El Estado somos todos y, por tanto, tendríamos que vernos representados. Siguiendo esta exposición, ¿Por qué la Iglesia ha de tener presencia en la televisión pública? A los que automáticamente esgrimen como excusa el ya manido –Es que es una tradición-, sinceramente, no es excusa. Pero es que, además, no olvidemos que no se armaría tanto revuelo si al final el mensaje no estuviese siempre tan cargado de controversia. Lo que la jerarquía eclesiástica no se para a pensar es que, si su mensaje siempre levanta ampollas, tal vez no tenga tan buena voluntad como ellos creen o nos quieren hacer pensar. Es muy sencillo: lo bueno, no se cuestiona. Creer en una deidad incognoscible no te convierte en dicha deidad.
Por otra parte, algo que me llama poderosamente la atención es ese ímpetu con el que defienden aseveraciones tan prosaicas como la sexualidad, la familia o el aborto… Si tuviese que hacer algún comentario mordaz y sarcástico al respecto, sería algo así como: -…que bien sabéis de eso, ¿verdad?- Pero no voy a decirlo, que me parece muy feo atacar a un blanco tan fácil.
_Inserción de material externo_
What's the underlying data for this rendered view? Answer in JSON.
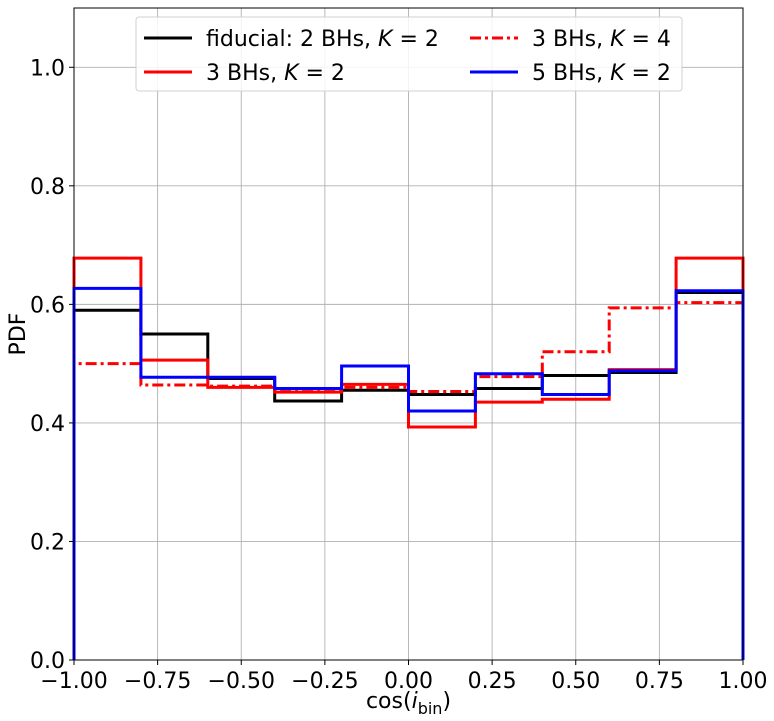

No logro atisbar el beneficio de negar la libertad de los individuos anteponiendo tus propias ideas cuando, pásmate, lo que predicas es tu servicio al Hombre y su naturaleza. En cierto modo (y quiero referir certeza, no eventualidad) siguen teniendo ese gen inquisitivo que tanto mal ha hecho a la raza humana. Siglos de atraso en materia de ciencia y siguen tratando de arrastrar a los demás a ese pozo de ignorancia que, a día de hoy, nos priva de remedios contra enfermedades o váyase usted a saber.

En serio: abran las puertas del Cielo, pero cierren sus bocas y dejen de rebuznar.